Ce soir-là, c’est Molly qui ouvrait le bal. La Djette affiliée au Rex, le célèbre club parisien, se prêtait à l’exercice de l’ « Interview Perchée » en expliquant d’une voix fluette qu’elle pourrait souffrir de vertige si jamais elle se retrouvait perchée à plus de trois mètres au dessus des platines. Terre à terre, l’amie Molly.
Dans la foulée, Dan Shake s’installait aux commandes de la soirée. Dan Shake, l’invité surprise.
À priori, à part quelques aficionados bien renseignés, personne dans la salle ne connaissait ce bougre briton avant qu’il n’atterrisse au Point Perché. Le jeune londonien est un newbie. Enfin, pas n’importe lequel : il est le premier DJ non originaire de Detroit a être signé sur Mahogani Music, le label du légendaire Kenny Dixon Junior, également connu sous l’alias Moodymann. Un parrainage qui ne doit rien au hasard. À l’aise dans un hoodie noir, Dan Shake s’est attaché à secouer rapidement le Point Perché en balançant une série de rythme rebondis empruntant à la house première génération tout en trempant dans un mélange disco-funk enthousiaste. Le Point Perché avait des airs de Paradise Garage new-yorkais ce vendredi soir.
Tandis que l’Anglais prenait la poudre d’escampette direction La Bellevilloise où il enchaînait sa soirée, Myd prenait la relève. Revenu depuis peu d’un long périple qui l’avait mené de Miami à Mexico en compagnie de ses amis du label Bromance, le DJ déroulait ce qui fait le sel de Club Cheval, le quatuor dont il fait partie, en bidouillant une techno lourde, fusante et nerveuse qui craquelait le sol du Point Perché. Une bande son du tonnerre agréablement ralentie en fin de parcours par l’éruption soudaine, à travers les enceintes, du flow brumeux et nonchalant du rappeur d’Atlanta Young Thug et de son bien nommé« Stoner ».
Point d’orgue de cette soirée : l’arrivée aux platines de Para One. Le DJ parisien, qui s’est récemment fait remarquer en réalisant la bande originale du film Bande de filles de Céline Sciamma, fondait son mix dans celui de Myd dans un bijou de transition. Il s’agissait là de gigoter jusqu’à épuisement sur une techno nocturne.

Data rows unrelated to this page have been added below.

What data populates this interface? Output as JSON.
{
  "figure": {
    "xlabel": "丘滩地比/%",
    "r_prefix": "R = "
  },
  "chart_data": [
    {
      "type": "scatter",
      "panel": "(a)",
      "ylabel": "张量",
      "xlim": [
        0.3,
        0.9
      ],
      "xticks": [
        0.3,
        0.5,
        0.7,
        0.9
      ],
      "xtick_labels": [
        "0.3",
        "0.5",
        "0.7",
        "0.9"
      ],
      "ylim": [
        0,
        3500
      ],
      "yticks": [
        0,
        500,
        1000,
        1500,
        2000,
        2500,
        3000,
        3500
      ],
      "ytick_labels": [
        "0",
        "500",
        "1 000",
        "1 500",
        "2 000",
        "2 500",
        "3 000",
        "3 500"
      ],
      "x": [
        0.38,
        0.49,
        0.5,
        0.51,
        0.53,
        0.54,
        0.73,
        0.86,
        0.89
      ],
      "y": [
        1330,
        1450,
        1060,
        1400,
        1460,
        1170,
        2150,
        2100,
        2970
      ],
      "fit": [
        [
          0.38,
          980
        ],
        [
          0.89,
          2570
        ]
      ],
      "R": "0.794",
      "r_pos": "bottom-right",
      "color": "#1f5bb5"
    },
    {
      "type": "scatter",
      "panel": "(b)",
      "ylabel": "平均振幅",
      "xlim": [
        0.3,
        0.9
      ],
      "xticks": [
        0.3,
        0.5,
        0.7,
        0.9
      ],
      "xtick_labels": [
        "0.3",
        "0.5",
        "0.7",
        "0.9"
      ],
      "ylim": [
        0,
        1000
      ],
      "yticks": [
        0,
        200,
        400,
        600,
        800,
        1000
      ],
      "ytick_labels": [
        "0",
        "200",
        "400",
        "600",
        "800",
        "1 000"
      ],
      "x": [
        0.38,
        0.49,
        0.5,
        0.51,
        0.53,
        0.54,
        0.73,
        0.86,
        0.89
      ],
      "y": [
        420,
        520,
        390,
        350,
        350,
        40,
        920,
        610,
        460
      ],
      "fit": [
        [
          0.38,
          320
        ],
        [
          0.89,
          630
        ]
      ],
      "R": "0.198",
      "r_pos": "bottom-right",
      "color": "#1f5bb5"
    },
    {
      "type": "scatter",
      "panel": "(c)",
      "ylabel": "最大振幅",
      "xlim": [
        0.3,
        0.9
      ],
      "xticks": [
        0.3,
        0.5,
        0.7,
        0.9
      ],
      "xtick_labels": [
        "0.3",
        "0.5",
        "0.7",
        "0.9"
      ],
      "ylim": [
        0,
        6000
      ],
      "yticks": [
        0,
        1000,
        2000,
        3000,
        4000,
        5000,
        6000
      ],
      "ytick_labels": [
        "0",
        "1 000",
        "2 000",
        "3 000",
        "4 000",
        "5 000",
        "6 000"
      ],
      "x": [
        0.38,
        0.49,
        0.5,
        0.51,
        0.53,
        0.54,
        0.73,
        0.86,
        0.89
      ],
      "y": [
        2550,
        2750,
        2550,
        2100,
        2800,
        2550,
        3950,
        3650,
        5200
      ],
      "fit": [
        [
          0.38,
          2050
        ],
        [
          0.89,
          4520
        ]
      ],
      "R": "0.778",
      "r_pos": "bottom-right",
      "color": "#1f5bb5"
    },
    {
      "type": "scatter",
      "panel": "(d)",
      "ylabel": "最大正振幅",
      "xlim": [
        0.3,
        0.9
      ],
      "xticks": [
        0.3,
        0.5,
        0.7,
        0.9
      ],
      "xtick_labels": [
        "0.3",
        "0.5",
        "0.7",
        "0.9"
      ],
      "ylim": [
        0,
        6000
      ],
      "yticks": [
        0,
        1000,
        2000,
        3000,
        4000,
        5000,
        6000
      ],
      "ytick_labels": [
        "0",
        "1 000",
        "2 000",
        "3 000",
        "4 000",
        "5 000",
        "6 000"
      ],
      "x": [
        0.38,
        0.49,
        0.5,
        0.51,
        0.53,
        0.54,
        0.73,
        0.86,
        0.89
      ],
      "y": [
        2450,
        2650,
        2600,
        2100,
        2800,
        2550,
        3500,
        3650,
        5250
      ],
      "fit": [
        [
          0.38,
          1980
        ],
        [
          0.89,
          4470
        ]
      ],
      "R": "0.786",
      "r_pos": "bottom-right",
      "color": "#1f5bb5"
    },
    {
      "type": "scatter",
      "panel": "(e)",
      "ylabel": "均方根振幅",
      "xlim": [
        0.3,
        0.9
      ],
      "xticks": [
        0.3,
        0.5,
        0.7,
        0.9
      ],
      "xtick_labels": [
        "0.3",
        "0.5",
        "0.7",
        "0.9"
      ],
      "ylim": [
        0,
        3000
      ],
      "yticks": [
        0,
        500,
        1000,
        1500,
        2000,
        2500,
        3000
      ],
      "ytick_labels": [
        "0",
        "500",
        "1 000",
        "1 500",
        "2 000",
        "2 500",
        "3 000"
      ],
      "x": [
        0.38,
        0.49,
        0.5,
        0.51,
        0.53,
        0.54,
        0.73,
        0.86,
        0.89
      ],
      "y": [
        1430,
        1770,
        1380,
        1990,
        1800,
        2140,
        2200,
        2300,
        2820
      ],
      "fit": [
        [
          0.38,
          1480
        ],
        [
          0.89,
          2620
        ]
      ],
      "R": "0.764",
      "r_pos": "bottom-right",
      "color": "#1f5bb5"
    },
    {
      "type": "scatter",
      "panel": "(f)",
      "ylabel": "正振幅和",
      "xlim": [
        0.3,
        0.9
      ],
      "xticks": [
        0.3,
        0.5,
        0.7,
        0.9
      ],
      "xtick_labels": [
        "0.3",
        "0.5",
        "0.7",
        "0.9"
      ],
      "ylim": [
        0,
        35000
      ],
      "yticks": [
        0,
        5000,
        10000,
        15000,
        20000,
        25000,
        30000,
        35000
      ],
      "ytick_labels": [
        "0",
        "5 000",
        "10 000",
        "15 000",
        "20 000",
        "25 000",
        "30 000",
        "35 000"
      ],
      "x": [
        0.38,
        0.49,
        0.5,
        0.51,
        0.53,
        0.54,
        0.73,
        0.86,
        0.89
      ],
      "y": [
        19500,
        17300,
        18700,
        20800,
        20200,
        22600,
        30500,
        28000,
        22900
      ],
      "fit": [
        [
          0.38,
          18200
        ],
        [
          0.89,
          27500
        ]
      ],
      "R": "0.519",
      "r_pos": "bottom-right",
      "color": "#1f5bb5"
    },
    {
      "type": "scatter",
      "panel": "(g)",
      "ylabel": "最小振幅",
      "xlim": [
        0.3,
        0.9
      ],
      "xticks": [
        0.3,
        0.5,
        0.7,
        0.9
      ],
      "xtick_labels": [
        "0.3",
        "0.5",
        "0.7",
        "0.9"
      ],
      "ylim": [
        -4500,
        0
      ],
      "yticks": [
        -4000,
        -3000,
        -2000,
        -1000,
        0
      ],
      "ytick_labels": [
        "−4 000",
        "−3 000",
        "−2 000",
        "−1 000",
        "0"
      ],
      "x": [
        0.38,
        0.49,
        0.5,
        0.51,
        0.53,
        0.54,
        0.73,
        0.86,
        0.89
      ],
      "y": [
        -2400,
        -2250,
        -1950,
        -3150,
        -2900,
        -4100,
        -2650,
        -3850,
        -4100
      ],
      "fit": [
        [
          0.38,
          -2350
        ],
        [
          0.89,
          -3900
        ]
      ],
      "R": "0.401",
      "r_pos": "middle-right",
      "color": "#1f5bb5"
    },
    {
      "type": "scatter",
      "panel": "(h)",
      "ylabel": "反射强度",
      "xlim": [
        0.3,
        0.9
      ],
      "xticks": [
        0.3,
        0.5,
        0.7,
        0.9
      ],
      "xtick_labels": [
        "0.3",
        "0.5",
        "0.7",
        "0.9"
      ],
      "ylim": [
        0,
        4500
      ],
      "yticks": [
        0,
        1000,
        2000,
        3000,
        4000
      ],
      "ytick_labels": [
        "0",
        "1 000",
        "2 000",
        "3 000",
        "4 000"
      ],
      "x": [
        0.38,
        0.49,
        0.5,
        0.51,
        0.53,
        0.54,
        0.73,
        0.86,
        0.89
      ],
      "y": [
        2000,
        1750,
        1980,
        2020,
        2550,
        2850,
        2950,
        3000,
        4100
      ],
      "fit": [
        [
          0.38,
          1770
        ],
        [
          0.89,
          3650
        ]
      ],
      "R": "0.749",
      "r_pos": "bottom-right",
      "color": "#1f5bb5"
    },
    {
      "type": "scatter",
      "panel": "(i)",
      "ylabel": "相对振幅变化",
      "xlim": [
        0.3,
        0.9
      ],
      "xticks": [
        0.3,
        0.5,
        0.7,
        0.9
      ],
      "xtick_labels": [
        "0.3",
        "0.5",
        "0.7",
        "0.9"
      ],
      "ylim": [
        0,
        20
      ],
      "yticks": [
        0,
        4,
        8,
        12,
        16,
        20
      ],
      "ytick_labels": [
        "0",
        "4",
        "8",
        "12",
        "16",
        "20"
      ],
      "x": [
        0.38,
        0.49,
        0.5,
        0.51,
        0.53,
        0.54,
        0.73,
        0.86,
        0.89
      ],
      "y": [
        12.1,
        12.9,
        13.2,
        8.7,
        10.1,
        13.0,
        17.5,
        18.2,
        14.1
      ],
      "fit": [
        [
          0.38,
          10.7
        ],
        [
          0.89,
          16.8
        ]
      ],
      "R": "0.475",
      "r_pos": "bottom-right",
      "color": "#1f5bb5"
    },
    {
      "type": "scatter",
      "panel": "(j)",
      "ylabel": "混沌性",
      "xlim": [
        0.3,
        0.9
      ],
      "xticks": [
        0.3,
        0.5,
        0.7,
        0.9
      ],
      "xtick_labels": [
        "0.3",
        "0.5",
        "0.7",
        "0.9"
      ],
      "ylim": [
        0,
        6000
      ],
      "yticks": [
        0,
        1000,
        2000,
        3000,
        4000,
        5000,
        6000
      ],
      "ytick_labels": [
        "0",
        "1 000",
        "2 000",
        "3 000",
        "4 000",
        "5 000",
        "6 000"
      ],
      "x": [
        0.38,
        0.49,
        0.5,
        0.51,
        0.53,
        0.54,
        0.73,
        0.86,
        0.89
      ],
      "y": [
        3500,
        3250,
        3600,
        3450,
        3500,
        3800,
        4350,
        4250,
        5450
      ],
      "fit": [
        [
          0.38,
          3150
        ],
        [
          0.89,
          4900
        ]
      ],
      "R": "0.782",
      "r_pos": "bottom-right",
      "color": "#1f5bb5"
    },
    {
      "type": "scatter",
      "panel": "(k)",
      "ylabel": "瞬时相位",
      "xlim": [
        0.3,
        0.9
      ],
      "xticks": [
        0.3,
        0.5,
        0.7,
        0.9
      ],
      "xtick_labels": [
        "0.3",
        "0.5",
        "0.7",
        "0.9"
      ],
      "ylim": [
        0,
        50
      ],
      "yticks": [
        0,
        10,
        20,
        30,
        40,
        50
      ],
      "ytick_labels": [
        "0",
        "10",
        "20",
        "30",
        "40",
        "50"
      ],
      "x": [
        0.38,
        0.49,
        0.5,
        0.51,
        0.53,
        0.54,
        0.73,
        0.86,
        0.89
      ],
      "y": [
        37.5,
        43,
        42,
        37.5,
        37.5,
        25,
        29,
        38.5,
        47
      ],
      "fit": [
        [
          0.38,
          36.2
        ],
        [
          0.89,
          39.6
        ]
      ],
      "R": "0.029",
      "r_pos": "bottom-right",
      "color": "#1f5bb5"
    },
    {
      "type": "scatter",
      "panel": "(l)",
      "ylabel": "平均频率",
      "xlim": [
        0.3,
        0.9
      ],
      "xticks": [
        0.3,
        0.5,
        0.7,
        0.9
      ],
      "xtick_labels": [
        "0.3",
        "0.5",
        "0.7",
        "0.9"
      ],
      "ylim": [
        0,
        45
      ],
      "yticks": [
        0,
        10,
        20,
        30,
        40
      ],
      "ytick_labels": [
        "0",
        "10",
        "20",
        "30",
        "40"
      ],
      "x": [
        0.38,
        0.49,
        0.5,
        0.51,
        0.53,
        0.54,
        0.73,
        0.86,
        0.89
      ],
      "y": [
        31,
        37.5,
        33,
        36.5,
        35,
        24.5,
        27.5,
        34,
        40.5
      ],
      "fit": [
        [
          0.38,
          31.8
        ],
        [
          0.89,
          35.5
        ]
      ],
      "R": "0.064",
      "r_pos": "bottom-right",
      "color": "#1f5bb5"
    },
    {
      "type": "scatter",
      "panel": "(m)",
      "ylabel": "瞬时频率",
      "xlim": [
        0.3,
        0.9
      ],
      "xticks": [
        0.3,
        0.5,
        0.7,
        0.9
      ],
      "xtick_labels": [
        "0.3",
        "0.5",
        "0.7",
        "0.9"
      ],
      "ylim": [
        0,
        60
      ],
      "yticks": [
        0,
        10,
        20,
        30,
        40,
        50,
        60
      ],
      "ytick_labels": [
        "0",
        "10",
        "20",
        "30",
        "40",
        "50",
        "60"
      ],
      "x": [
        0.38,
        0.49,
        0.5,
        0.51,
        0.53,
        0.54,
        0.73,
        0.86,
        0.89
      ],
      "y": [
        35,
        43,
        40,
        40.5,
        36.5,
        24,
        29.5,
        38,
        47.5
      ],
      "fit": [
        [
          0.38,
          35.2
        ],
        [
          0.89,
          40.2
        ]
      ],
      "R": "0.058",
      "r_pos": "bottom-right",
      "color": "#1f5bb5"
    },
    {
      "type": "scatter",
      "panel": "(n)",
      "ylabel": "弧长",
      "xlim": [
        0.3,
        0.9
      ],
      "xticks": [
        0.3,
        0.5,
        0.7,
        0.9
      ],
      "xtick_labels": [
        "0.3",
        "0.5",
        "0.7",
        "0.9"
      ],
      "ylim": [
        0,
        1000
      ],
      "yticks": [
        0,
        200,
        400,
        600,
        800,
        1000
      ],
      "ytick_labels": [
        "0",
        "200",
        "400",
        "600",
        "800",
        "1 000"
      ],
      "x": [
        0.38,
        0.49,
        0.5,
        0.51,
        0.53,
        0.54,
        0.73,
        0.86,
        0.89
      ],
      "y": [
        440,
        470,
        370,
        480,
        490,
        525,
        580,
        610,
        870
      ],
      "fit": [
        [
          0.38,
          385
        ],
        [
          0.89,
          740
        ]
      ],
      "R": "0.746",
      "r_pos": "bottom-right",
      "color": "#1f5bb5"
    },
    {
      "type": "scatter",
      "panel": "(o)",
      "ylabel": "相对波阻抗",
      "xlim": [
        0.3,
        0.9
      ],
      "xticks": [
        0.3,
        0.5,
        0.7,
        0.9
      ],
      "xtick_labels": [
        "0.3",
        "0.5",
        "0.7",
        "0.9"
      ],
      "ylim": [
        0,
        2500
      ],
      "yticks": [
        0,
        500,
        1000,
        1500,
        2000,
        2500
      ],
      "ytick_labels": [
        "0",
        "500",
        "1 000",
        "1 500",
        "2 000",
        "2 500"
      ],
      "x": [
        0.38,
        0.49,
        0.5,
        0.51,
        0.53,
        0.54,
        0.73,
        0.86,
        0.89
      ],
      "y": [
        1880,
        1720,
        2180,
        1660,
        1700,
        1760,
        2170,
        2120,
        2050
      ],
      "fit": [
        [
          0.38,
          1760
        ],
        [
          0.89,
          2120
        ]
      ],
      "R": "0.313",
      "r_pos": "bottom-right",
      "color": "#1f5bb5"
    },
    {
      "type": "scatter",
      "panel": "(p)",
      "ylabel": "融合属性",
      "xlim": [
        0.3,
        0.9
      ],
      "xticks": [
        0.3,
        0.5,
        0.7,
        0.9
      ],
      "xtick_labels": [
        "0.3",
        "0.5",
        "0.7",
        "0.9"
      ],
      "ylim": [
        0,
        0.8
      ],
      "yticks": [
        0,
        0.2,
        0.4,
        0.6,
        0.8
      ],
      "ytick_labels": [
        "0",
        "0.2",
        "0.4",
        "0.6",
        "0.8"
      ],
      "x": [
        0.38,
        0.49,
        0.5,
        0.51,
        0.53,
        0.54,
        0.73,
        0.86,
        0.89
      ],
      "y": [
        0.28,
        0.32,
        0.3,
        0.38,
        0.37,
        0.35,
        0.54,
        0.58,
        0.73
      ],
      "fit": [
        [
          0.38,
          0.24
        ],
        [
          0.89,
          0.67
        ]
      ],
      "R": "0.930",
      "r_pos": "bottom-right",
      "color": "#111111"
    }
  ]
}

Et dire qu’il n’était même pas minuit.
Puis, le public a pu continuer à s’encanailler le nez sous les machines de Para One, formant ainsi une masse mouvante qui faisait tanguer avec plaisir la salle.
Enfin, pour clore la soirée, Molly laissait teinter le clapotis minimal de ses vinyles. Pas question de vertige ici, mais de bonne musique. Cette fois, il était bien minuit. Pour ceux présents au Point Perché, il n’y avait plus vraiment d’heure. Comme à la fin d’un repas de Noël.